What is an
autonomous surface vessel (ASV)?
What is an autonomous surface vessel (ASV)?
Autonomous surface vessels, or ASVs, are autonomous vessels providing a range of functions in the open ocean without an onboard crew. With autonomous surface vessels being smaller than crewed vessels, and operated from the shore or from a nearby crewed vessel, autonomous surface vessels offer a cost effective means of covering a maximum geographical area, as well as secondary benefits such as risk reduction through deploying fewer personnel out at sea.
ASVs for distributed maritime operations
From climate change to border control and counter human-trafficking, the maritime sector has never faced so many challenges from so many different places. For this reason, autonomous surface vessels provide a scalable answer to many of the sector’s biggest challenges, offering a range of monitoring solutions, whether for the purposes of oceanography, national security, marine life and marine protected areas, or to increase surveillance of offshore infrastructure.

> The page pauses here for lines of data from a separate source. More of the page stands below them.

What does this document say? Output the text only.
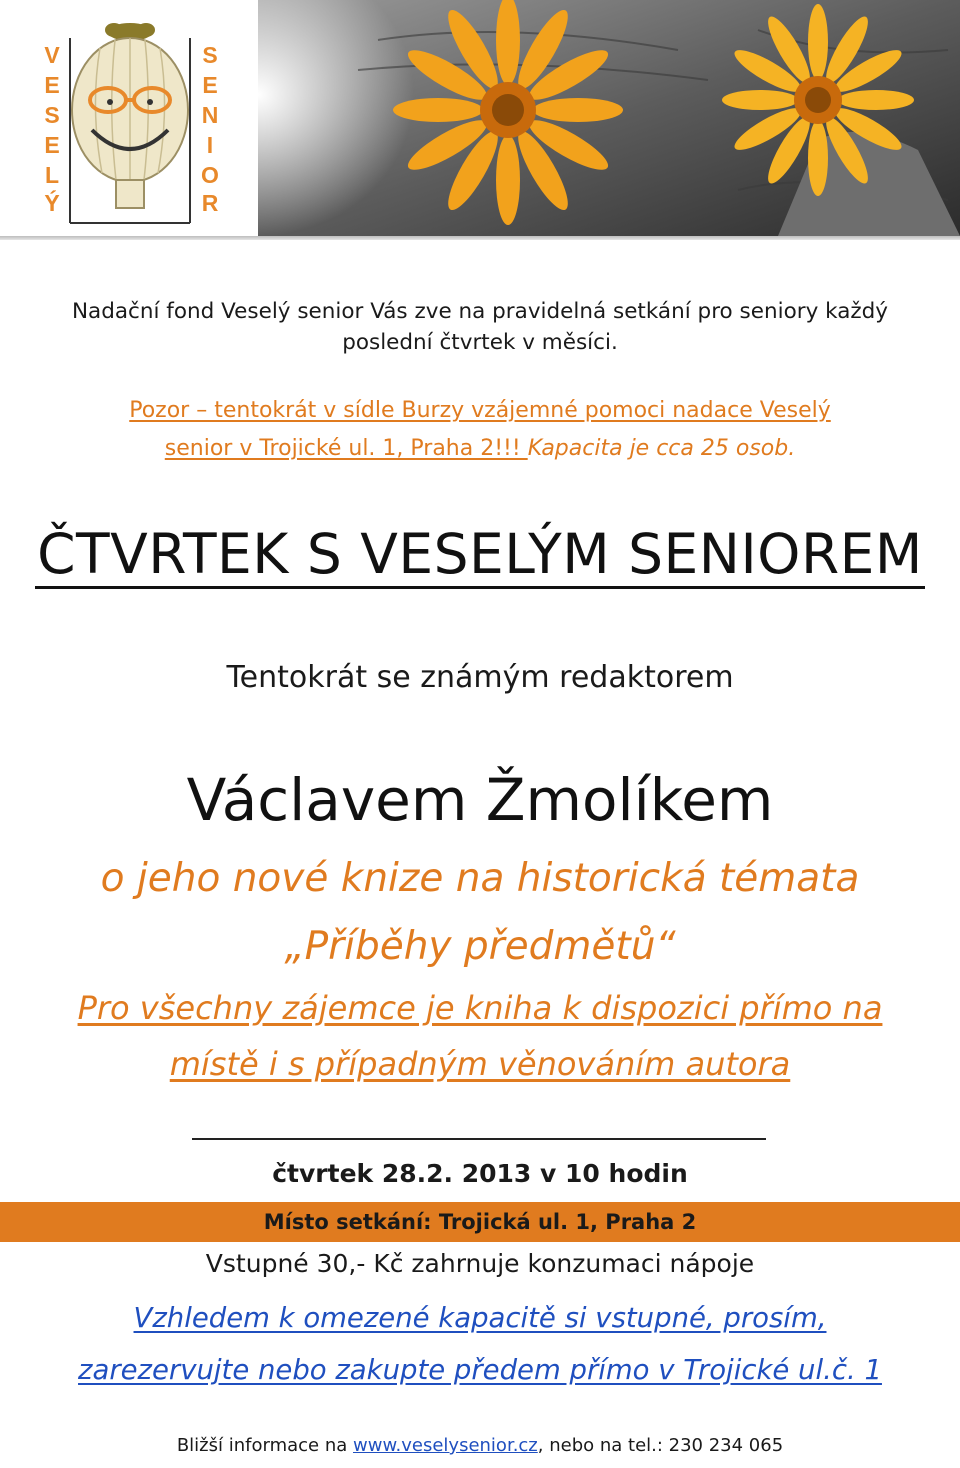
V
E
S
E
L
Ý
S
E
N
I
O
R
Nadační fond Veselý senior Vás zve na pravidelná setkání pro seniory každý
poslední čtvrtek v měsíci.
Pozor – tentokrát v sídle Burzy vzájemné pomoci nadace Veselý
senior v Trojické ul. 1, Praha 2!!! Kapacita je cca 25 osob.
ČTVRTEK S VESELÝM SENIOREM
Tentokrát se známým redaktorem
Václavem Žmolíkem
o jeho nové knize na historická témata
„Příběhy předmětů“
Pro všechny zájemce je kniha k dispozici přímo na
místě i s případným věnováním autora
čtvrtek 28.2. 2013 v 10 hodin
Místo setkání: Trojická ul. 1, Praha 2
Vstupné 30,- Kč zahrnuje konzumaci nápoje
Vzhledem k omezené kapacitě si vstupné, prosím,
zarezervujte nebo zakupte předem přímo v Trojické ul.č. 1
Bližší informace na www.veselysenior.cz, nebo na tel.: 230 234 065
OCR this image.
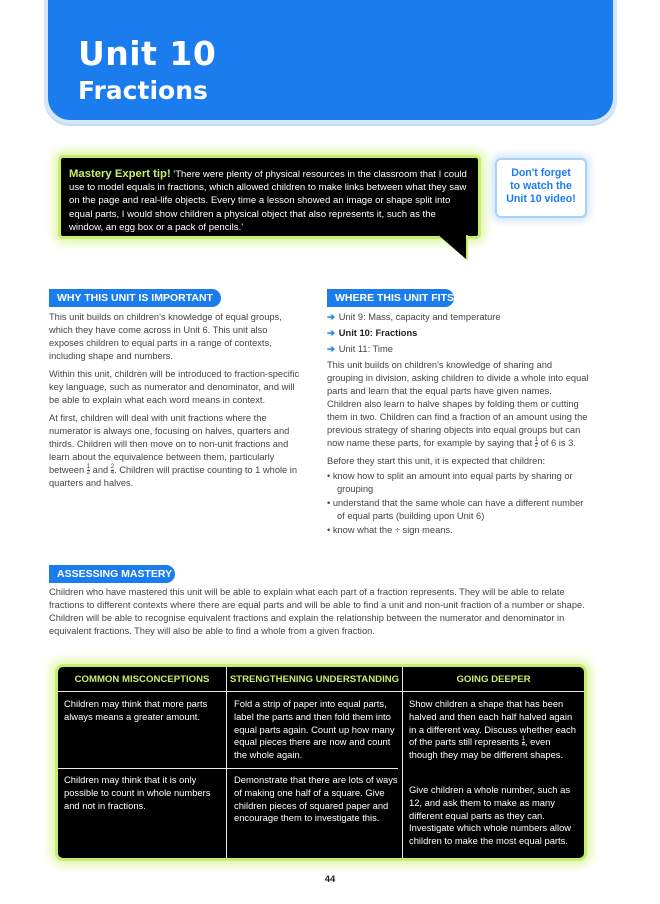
Unit 10
Fractions
Mastery Expert tip! 'There were plenty of physical resources in the classroom that I could use to model equals in fractions, which allowed children to make links between what they saw on the page and real-life objects. Every time a lesson showed an image or shape split into equal parts, I would show children a physical object that also represents it, such as the window, an egg box or a pack of pencils.'
Don't forget
to watch the
Unit 10 video!
WHY THIS UNIT IS IMPORTANT

This unit builds on children's knowledge of equal groups, which they have come across in Unit 6. This unit also exposes children to equal parts in a range of contexts, including shape and numbers.

Within this unit, children will be introduced to fraction-specific key language, such as numerator and denominator, and will be able to explain what each word means in context.

At first, children will deal with unit fractions where the numerator is always one, focusing on halves, quarters and thirds. Children will then move on to non-unit fractions and learn about the equivalence between them, particularly between $\frac{1}{2}$ and $\frac{2}{4}$ . Children will practise counting to 1 whole in quarters and halves.

WHERE THIS UNIT FITS
➔ Unit 9: Mass, capacity and temperature
➔ Unit 10: Fractions
➔ Unit 11: Time

This unit builds on children's knowledge of sharing and grouping in division, asking children to divide a whole into equal parts and learn that the equal parts have given names. Children also learn to halve shapes by folding them or cutting them in two. Children can find a fraction of an amount using the previous strategy of sharing objects into equal groups but can now name these parts, for example by saying that $\frac{1}{2}$ of 6 is 3.

Before they start this unit, it is expected that children:

• know how to split an amount into equal parts by sharing or grouping
• understand that the same whole can have a different number of equal parts (building upon Unit 6)
• know what the ÷ sign means.
ASSESSING MASTERY
Children who have mastered this unit will be able to explain what each part of a fraction represents. They will be able to relate fractions to different contexts where there are equal parts and will be able to find a unit and non-unit fraction of a number or shape. Children will be able to recognise equivalent fractions and explain the relationship between the numerator and denominator in equivalent fractions. They will also be able to find a whole from a given fraction.
COMMON MISCONCEPTIONS	STRENGTHENING UNDERSTANDING	GOING DEEPER
Children may think that more parts always means a greater amount.
Fold a strip of paper into equal parts, label the parts and then fold them into equal parts again. Count up how many equal pieces there are now and count the whole again.
Show children a shape that has been halved and then each half halved again in a different way. Discuss whether each of the parts still represents $\frac{1}{4}$ , even though they may be different shapes.
Children may think that it is only possible to count in whole numbers and not in fractions.
Demonstrate that there are lots of ways of making one half of a square. Give children pieces of squared paper and encourage them to investigate this.
Give children a whole number, such as 12, and ask them to make as many different equal parts as they can. Investigate which whole numbers allow children to make the most equal parts.
44
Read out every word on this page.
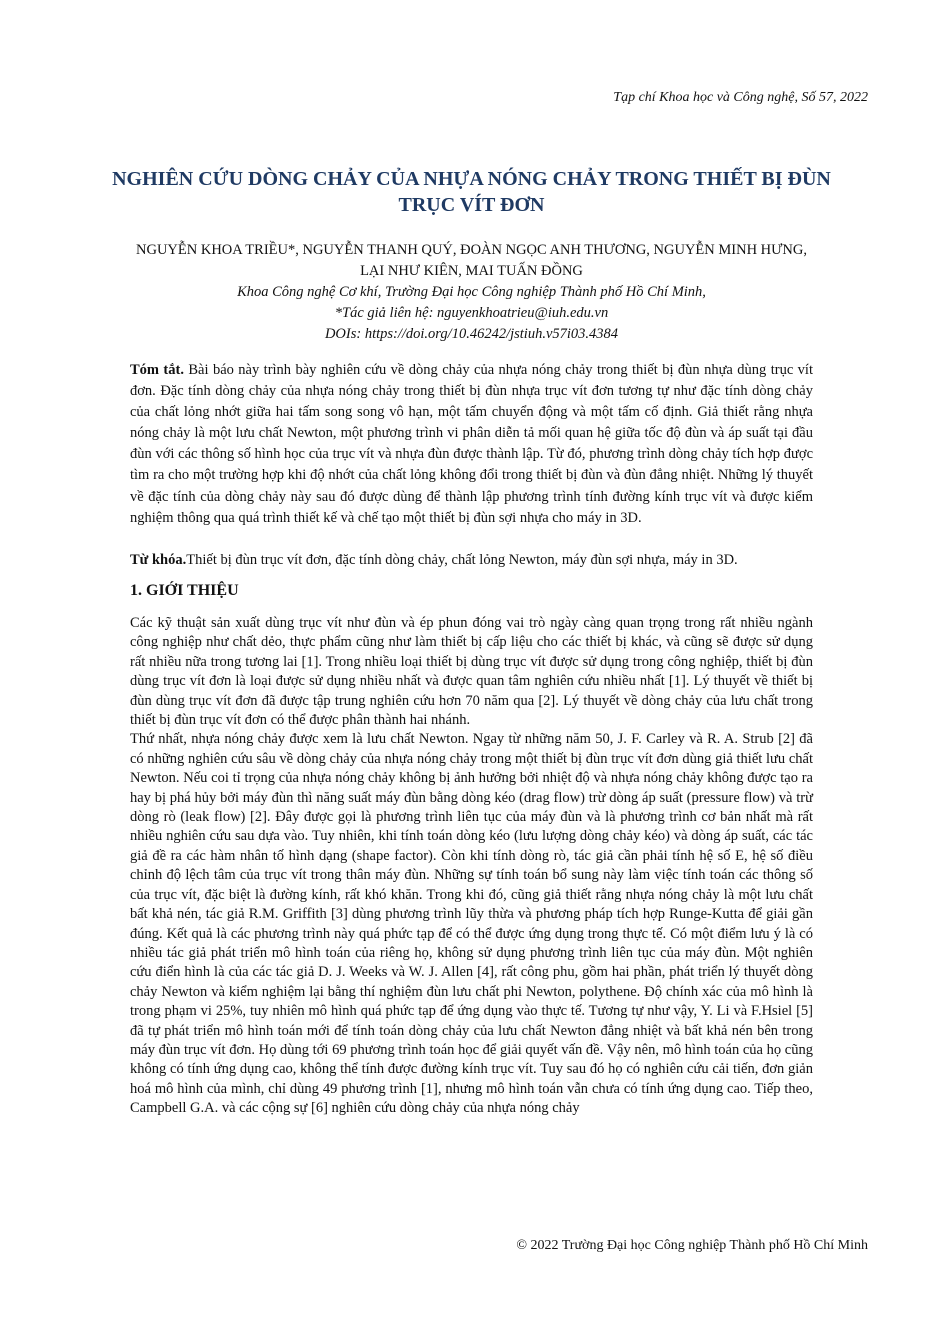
Tạp chí Khoa học và Công nghệ, Số 57, 2022
NGHIÊN CỨU DÒNG CHẢY CỦA NHỰA NÓNG CHẢY TRONG THIẾT BỊ ĐÙN TRỤC VÍT ĐƠN
NGUYỄN KHOA TRIỀU*, NGUYỄN THANH QUÝ, ĐOÀN NGỌC ANH THƯƠNG, NGUYỄN MINH HƯNG, LẠI NHƯ KIÊN, MAI TUẤN ĐỒNG
Khoa Công nghệ Cơ khí, Trường Đại học Công nghiệp Thành phố Hồ Chí Minh,
*Tác giả liên hệ: nguyenkhoatrieu@iuh.edu.vn
DOIs: https://doi.org/10.46242/jstiuh.v57i03.4384
Tóm tắt. Bài báo này trình bày nghiên cứu về dòng chảy của nhựa nóng chảy trong thiết bị đùn nhựa dùng trục vít đơn. Đặc tính dòng chảy của nhựa nóng chảy trong thiết bị đùn nhựa trục vít đơn tương tự như đặc tính dòng chảy của chất lỏng nhớt giữa hai tấm song song vô hạn, một tấm chuyển động và một tấm cố định. Giả thiết rằng nhựa nóng chảy là một lưu chất Newton, một phương trình vi phân diễn tả mối quan hệ giữa tốc độ đùn và áp suất tại đầu đùn với các thông số hình học của trục vít và nhựa đùn được thành lập. Từ đó, phương trình dòng chảy tích hợp được tìm ra cho một trường hợp khi độ nhớt của chất lỏng không đổi trong thiết bị đùn và đùn đẳng nhiệt. Những lý thuyết về đặc tính của dòng chảy này sau đó được dùng để thành lập phương trình tính đường kính trục vít và được kiểm nghiệm thông qua quá trình thiết kế và chế tạo một thiết bị đùn sợi nhựa cho máy in 3D.
Từ khóa.Thiết bị đùn trục vít đơn, đặc tính dòng chảy, chất lỏng Newton, máy đùn sợi nhựa, máy in 3D.
1. GIỚI THIỆU

Các kỹ thuật sản xuất dùng trục vít như đùn và ép phun đóng vai trò ngày càng quan trọng trong rất nhiều ngành công nghiệp như chất dẻo, thực phẩm cũng như làm thiết bị cấp liệu cho các thiết bị khác, và cũng sẽ được sử dụng rất nhiều nữa trong tương lai [1]. Trong nhiều loại thiết bị dùng trục vít được sử dụng trong công nghiệp, thiết bị đùn dùng trục vít đơn là loại được sử dụng nhiều nhất và được quan tâm nghiên cứu nhiều nhất [1]. Lý thuyết về thiết bị đùn dùng trục vít đơn đã được tập trung nghiên cứu hơn 70 năm qua [2]. Lý thuyết về dòng chảy của lưu chất trong thiết bị đùn trục vít đơn có thể được phân thành hai nhánh.

Thứ nhất, nhựa nóng chảy được xem là lưu chất Newton. Ngay từ những năm 50, J. F. Carley và R. A. Strub [2] đã có những nghiên cứu sâu về dòng chảy của nhựa nóng chảy trong một thiết bị đùn trục vít đơn dùng giả thiết lưu chất Newton. Nếu coi tỉ trọng của nhựa nóng chảy không bị ảnh hưởng bởi nhiệt độ và nhựa nóng chảy không được tạo ra hay bị phá hủy bởi máy đùn thì năng suất máy đùn bằng dòng kéo (drag flow) trừ dòng áp suất (pressure flow) và trừ dòng rò (leak flow) [2]. Đây được gọi là phương trình liên tục của máy đùn và là phương trình cơ bản nhất mà rất nhiều nghiên cứu sau dựa vào. Tuy nhiên, khi tính toán dòng kéo (lưu lượng dòng chảy kéo) và dòng áp suất, các tác giả đề ra các hàm nhân tố hình dạng (shape factor). Còn khi tính dòng rò, tác giả cần phải tính hệ số E, hệ số điều chỉnh độ lệch tâm của trục vít trong thân máy đùn. Những sự tính toán bổ sung này làm việc tính toán các thông số của trục vít, đặc biệt là đường kính, rất khó khăn. Trong khi đó, cũng giả thiết rằng nhựa nóng chảy là một lưu chất bất khả nén, tác giả R.M. Griffith [3] dùng phương trình lũy thừa và phương pháp tích hợp Runge-Kutta để giải gần đúng. Kết quả là các phương trình này quá phức tạp để có thể được ứng dụng trong thực tế. Có một điểm lưu ý là có nhiều tác giả phát triển mô hình toán của riêng họ, không sử dụng phương trình liên tục của máy đùn. Một nghiên cứu điển hình là của các tác giả D. J. Weeks và W. J. Allen [4], rất công phu, gồm hai phần, phát triển lý thuyết dòng chảy Newton và kiểm nghiệm lại bằng thí nghiệm đùn lưu chất phi Newton, polythene. Độ chính xác của mô hình là trong phạm vi 25%, tuy nhiên mô hình quá phức tạp để ứng dụng vào thực tế. Tương tự như vậy, Y. Li và F.Hsiel [5] đã tự phát triển mô hình toán mới để tính toán dòng chảy của lưu chất Newton đẳng nhiệt và bất khả nén bên trong máy đùn trục vít đơn. Họ dùng tới 69 phương trình toán học để giải quyết vấn đề. Vậy nên, mô hình toán của họ cũng không có tính ứng dụng cao, không thể tính được đường kính trục vít. Tuy sau đó họ có nghiên cứu cải tiến, đơn giản hoá mô hình của mình, chỉ dùng 49 phương trình [1], nhưng mô hình toán vẫn chưa có tính ứng dụng cao. Tiếp theo, Campbell G.A. và các cộng sự [6] nghiên cứu dòng chảy của nhựa nóng chảy

© 2022 Trường Đại học Công nghiệp Thành phố Hồ Chí Minh
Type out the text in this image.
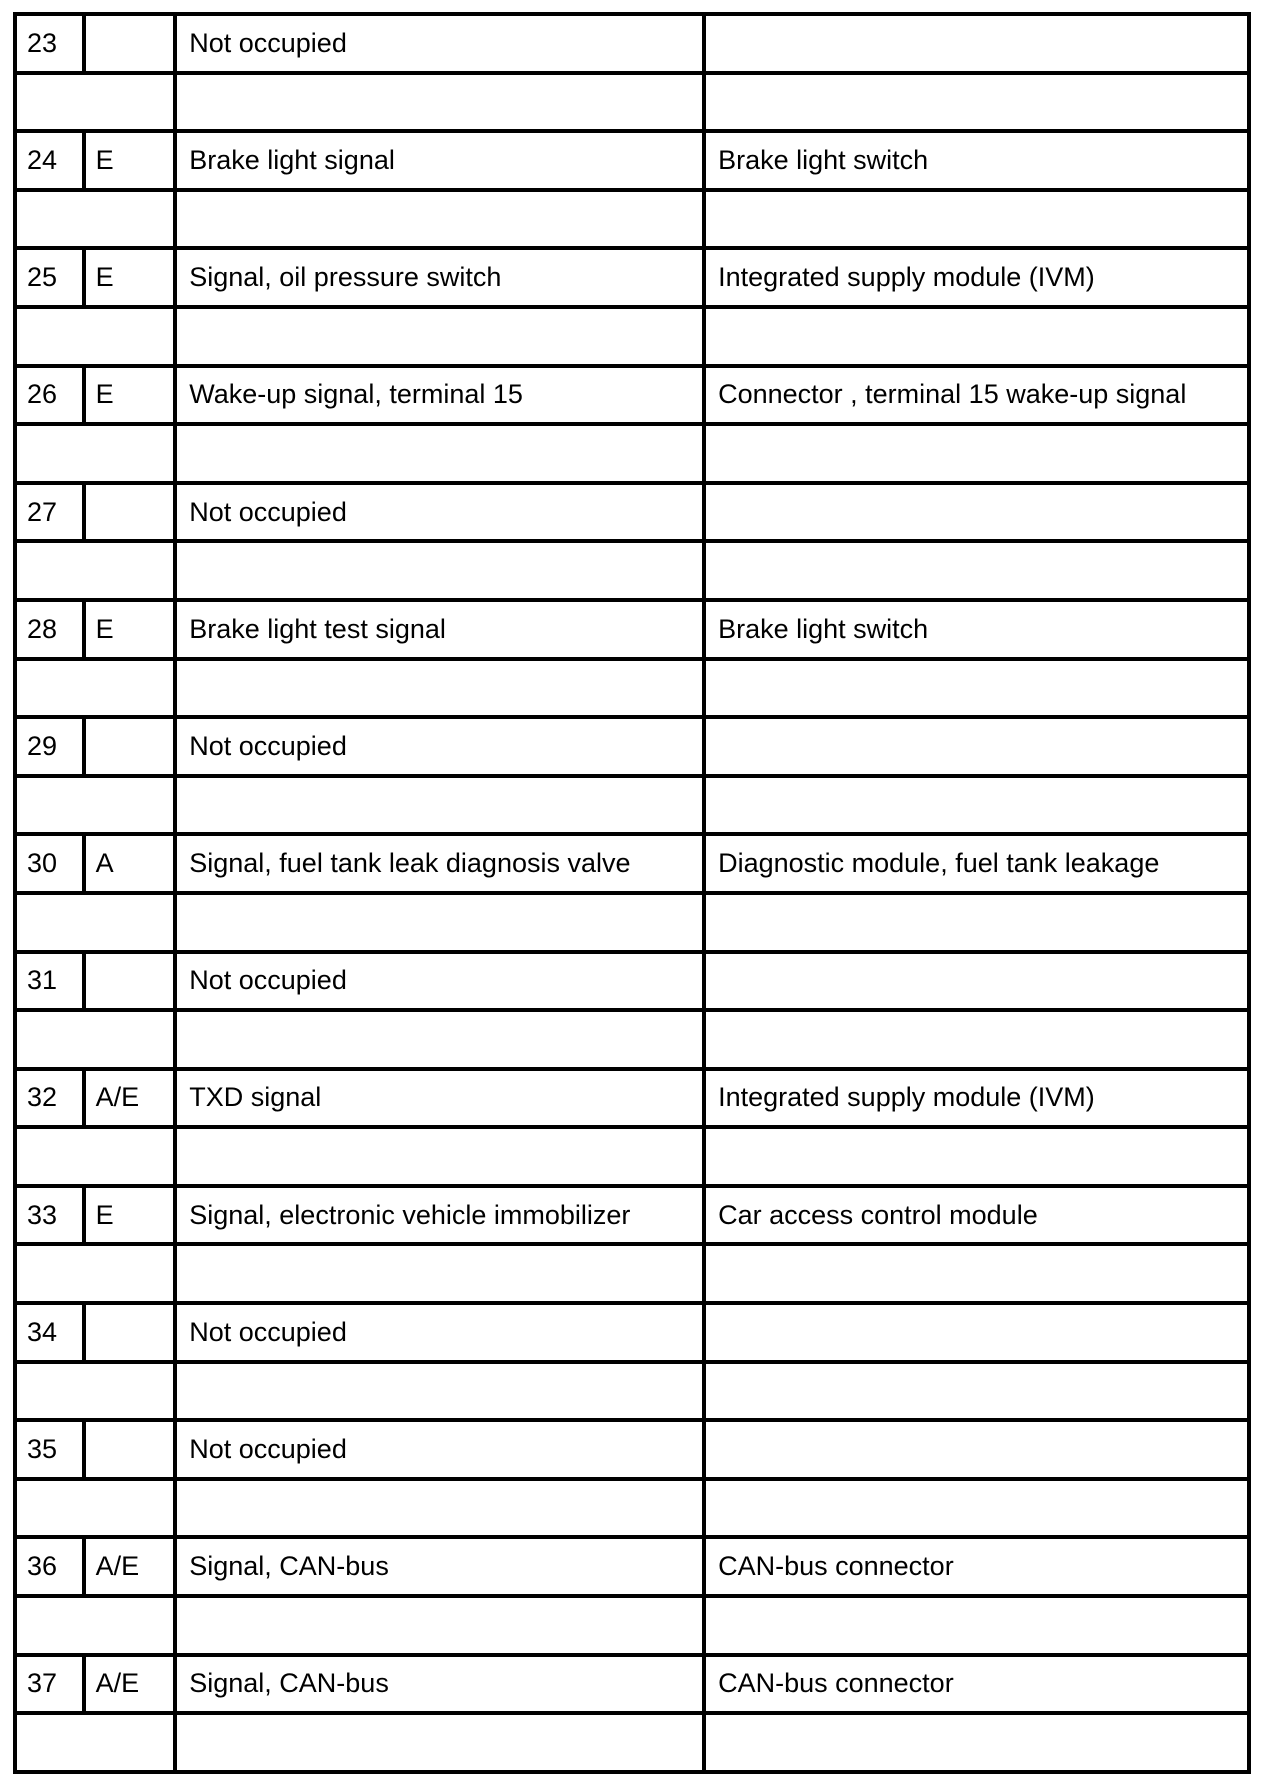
23		Not occupied	

24	E	Brake light signal	Brake light switch

25	E	Signal, oil pressure switch	Integrated supply module (IVM)

26	E	Wake-up signal, terminal 15	Connector , terminal 15 wake-up signal

27		Not occupied	

28	E	Brake light test signal	Brake light switch

29		Not occupied	

30	A	Signal, fuel tank leak diagnosis valve	Diagnostic module, fuel tank leakage

31		Not occupied	

32	A/E	TXD signal	Integrated supply module (IVM)

33	E	Signal, electronic vehicle immobilizer	Car access control module

34		Not occupied	

35		Not occupied	

36	A/E	Signal, CAN-bus	CAN-bus connector

37	A/E	Signal, CAN-bus	CAN-bus connector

Customers benefit from 30% capital cost reduction, 50% operational cost reduction vs current crewed diesel vessel approach. Autonomous surface vessels, much like manned vessels, can come equipped with hi-fi cameras to produce video content for use in monitoring or judicial purposes.
Levels of autonomy in autonomous surface vessels
According to Lloyd's Register Cyber Enabled Ships levels of autonomy for ASVs can be categorised as:
0) Manual: No autonomous function. All action and decision-making performed manually
1) On-board Decision Support: All actions taken by human Operator, but decision support tool can present options or otherwise influence the actions chosen. Data is provided by systems on board.
2) On &Off-board Decision Support: All actions taken by human Operator, but decision support tool can present options or otherwise influence the actions chosen. Data may be provided by systems on or off-board.
3) ‘Active’ Human in the loop: Decisions and actions are performed with human supervision. Data may be provided by systems on or off-board.
4) Human on the loop, Operator/ Supervisory: Decisions and actions are performed autonomously with human supervision. High impact decisions are implemented in a way to give human Operators the opportunity to intercede and over-ride.
5) Fully autonomous: Rarely supervised operation where decisions are entirely made and actioned by the system.
6) Fully autonomous: Unsupervised operation where decisions are entirely made and actioned by the system during the mission. A higher Autonomous Level (AL) system may use a lower AL system as part of its reversionary control and a complex system may be a combination of multiple systems at different levels.
Zero emission autonomous surface vessels
There is a need for autonomous surface vessels to avoid producing carbon emissions, not least due to their increasingly popular use as climate monitoring vessels. ACUA Ocean, a British maritime cleantech startup, is developing the world’s first long endurance autonomous surface vessel powered by liquid hydrogen (H-USV). Their USVs will release no carbon emissions and will become the first purpose-built USV to operate using only hydrogen fuel.
Groups of autonomous individual vessels
Autonomous surface vessels can be made to operate as a swarm in order to increase reliability and the scope of data. In a sensor network, individual vessels behave as an intersection or ‘node’, able to communicate with other vessels in the swarm, thus providing highly reliable data from a range of locations. In the absence of an onboard crew, autonomous surface vessels are operated by humans either from another, manned vessel, or from land, essentially allowing more time to be spent tracking and intellectualising data trends, instead of manpower and energy being spent solely on data collection.